Forum Moderators: Robert Charlton & goodroi
The site advertises 'widgets' from all the manufacturers of these widgets in the UK. Visitors to the site are looking to buy these widgets as new or used, or even on lease.
We rank very strongly (top 5) for the generic phrases of 'used widgets', 'new widgets', etc.
However, the bulk of our traffic comes in via searches related to the manufacturer and their models of widgets. So people might search for 'used [manufacturer] [model]' or just '[manufacturer] [model]' and we'll be ranking in the top 10 for all of these, except for a few that might be just outside the top 10.
We haven't done anything in our optimisation to focus on one manufacturer or model over another. The pages of the site are largely listings of the products with some focused text on the page.
So, the problem. There are two manufacturers who we don't rank for. The main pages for these manufacturers and their main models do not come up at all in the results. What comes up instead is an advert page for an individual widget from this manufacturer, rather than the main pages (and this advert page is not as well optimised and so doesn't rank as well as the main page would/should). For all the other 150 manufacturers it is the correct page that appears in the results (and ranks highly).
Could it be that the pages (and sub-pages) for these two manufacturers on our site have been penalised for some reason? I can't imagine why Google would do that to just two of the manufacturers though and not all of them if what we've done is somehow wrong. It doesn't really make much sense to me. One of the manufacturers is what I'd call a competitive search, whereas the other one less so.

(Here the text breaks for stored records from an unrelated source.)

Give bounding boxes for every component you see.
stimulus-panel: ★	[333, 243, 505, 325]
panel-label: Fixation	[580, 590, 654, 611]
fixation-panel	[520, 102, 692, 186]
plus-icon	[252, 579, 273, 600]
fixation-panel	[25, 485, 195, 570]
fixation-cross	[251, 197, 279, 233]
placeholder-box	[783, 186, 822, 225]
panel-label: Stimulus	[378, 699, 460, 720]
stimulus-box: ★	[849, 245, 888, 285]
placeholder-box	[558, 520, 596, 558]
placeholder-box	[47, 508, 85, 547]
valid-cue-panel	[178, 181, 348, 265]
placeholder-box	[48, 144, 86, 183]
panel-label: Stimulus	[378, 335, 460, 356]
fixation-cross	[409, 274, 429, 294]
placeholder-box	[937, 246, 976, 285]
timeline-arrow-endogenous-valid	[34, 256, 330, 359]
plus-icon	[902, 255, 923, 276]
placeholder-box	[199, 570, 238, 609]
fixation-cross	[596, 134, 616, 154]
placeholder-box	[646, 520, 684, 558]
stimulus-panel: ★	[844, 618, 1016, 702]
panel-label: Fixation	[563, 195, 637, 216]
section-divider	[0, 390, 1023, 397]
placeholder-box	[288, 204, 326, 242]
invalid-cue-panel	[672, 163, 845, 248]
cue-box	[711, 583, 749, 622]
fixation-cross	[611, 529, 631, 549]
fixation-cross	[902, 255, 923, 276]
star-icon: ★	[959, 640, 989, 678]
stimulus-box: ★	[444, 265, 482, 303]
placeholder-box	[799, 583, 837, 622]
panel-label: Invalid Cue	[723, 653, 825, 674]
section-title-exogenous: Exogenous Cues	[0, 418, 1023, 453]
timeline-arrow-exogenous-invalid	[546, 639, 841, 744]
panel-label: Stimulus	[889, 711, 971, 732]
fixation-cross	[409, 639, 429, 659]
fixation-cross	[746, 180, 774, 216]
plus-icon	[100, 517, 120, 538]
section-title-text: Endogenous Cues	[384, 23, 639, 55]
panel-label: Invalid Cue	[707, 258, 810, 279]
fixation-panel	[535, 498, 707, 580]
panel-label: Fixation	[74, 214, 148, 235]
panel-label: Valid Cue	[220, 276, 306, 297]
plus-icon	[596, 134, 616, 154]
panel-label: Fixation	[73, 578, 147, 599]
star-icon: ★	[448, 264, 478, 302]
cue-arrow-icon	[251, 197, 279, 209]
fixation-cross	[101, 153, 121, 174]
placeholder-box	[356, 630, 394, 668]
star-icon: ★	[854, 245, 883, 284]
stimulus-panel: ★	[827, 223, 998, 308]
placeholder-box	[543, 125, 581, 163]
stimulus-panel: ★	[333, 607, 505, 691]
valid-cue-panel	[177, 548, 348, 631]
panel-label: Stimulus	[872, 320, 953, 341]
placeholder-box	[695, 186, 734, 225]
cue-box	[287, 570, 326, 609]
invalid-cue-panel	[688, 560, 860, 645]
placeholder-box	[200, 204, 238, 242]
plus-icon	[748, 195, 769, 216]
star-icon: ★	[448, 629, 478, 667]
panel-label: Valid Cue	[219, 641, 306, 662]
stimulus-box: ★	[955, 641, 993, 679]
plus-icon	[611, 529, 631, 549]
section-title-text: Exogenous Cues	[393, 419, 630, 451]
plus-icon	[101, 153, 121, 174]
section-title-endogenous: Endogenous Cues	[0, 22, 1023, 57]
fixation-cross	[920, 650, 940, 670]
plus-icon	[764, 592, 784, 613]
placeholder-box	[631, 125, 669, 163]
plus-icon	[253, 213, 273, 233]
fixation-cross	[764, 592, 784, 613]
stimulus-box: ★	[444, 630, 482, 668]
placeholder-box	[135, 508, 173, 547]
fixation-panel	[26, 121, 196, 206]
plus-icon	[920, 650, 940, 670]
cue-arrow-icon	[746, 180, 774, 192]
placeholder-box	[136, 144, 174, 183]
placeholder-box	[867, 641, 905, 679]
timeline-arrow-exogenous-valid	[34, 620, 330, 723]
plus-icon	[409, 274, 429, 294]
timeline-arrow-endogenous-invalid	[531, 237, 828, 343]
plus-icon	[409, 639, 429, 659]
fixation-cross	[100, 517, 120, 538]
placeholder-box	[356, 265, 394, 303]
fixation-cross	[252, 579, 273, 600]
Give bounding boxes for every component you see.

We are ranking well for other competitive manufacturers though, and not sure why this one should be any different.
Has anyone experienced something similar?

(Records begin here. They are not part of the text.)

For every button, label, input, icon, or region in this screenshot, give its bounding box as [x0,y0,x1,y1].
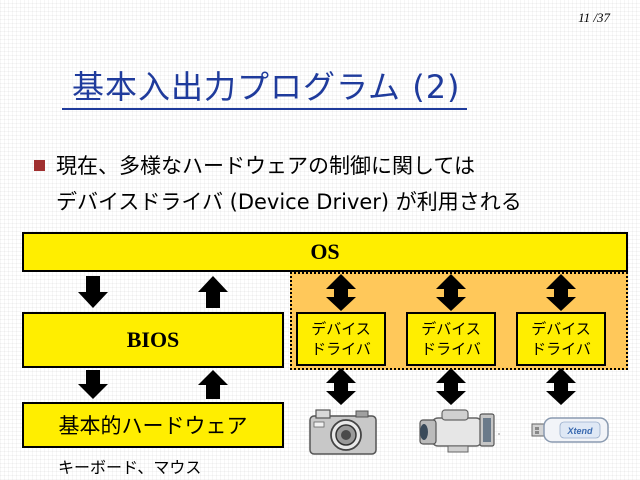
usb-label: Xtend [566,426,593,436]
bullet-square-icon [34,160,45,171]
hardware-box: 基本的ハードウェア [22,402,284,448]
bullet-line-2: デバイスドライバ (Device Driver) が利用される [56,190,522,214]
bios-box: BIOS [22,312,284,368]
driver-line-1: デバイス [421,320,481,338]
slide-title: 基本入出力プログラム (2) [72,68,461,106]
double-arrow-icon [436,368,466,405]
double-arrow-icon [436,274,466,311]
driver-line-2: ドライバ [531,340,591,358]
os-label: OS [310,239,340,264]
page-number: 11 /37 [578,10,610,25]
double-arrow-icon [326,368,356,405]
driver-line-2: ドライバ [421,340,481,358]
arrow-up-icon [198,370,228,399]
bios-label: BIOS [126,327,180,352]
hardware-caption: キーボード、マウス [58,458,202,477]
bullet-line-1: 現在、多様なハードウェアの制御に関しては [56,154,475,178]
double-arrow-icon [546,368,576,405]
arrow-up-icon [198,276,228,308]
arrow-down-icon [78,370,108,399]
hardware-label: 基本的ハードウェア [58,414,248,438]
usb-drive-icon: Xtend [531,417,609,443]
os-box: OS [22,232,628,272]
driver-line-2: ドライバ [311,340,371,358]
camera-icon [309,409,377,455]
device-driver-box: デバイス ドライバ [296,312,386,366]
double-arrow-icon [326,274,356,311]
driver-line-1: デバイス [311,320,371,338]
double-arrow-icon [546,274,576,311]
driver-line-1: デバイス [531,320,591,338]
arrow-down-icon [78,276,108,308]
bullet-text: 現在、多様なハードウェアの制御に関しては デバイスドライバ (Device Dr… [56,148,522,220]
camcorder-icon [419,409,500,453]
device-driver-box: デバイス ドライバ [516,312,606,366]
title-underline [62,108,467,110]
device-driver-box: デバイス ドライバ [406,312,496,366]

I've tried to explain the situation as best I can, but if you need a more detailed picture of the site, please ask away.
So why would Google decide that just these two need to be penalised?
It's not just single pages either, it's all the models for that manufacturer that no longer rank strongly in Google.
Very strange.
Could it be that the pages (and sub-pages) for these two manufacturers on our site have been penalised for some reason? I can't imagine why Google would do that to just two of the manufacturers though and not all of them if what we've done is somehow wrong.
If you search for those two particular URI strings that lead to those mfg pages and/or sections, what type of results do you find?
If you take a snippet from those pages on your site that are not performing and do a "exact phrase" search, what do you find? Be sure the snippet is unique to your site. It may be an entire sentence or it could be 5-7 words, as long as you refine the "exactness" of the search so it only returns results for your pages.
If you go to www.CopyScape.com and follow their instructions, what do you find?
If you go to Yahoo! Site Explorer and search for those pages, what do you find?
Just a few things to keep you busy, let us know. But, no specifics. Just give us a brief rundown of what you may have uncovered. ;)
Last but not least, be sure to do all of the above at Google since that is where your challenges lie. The others may give you more information than Google. Since Google tends to not show a lot of the "junk" that references your site, you may not see it. Hence the reason to use multiple resources to backtrack this stuff.
Perhaps also go through the pages that ARE ranking for the terms you used to and see what you can see.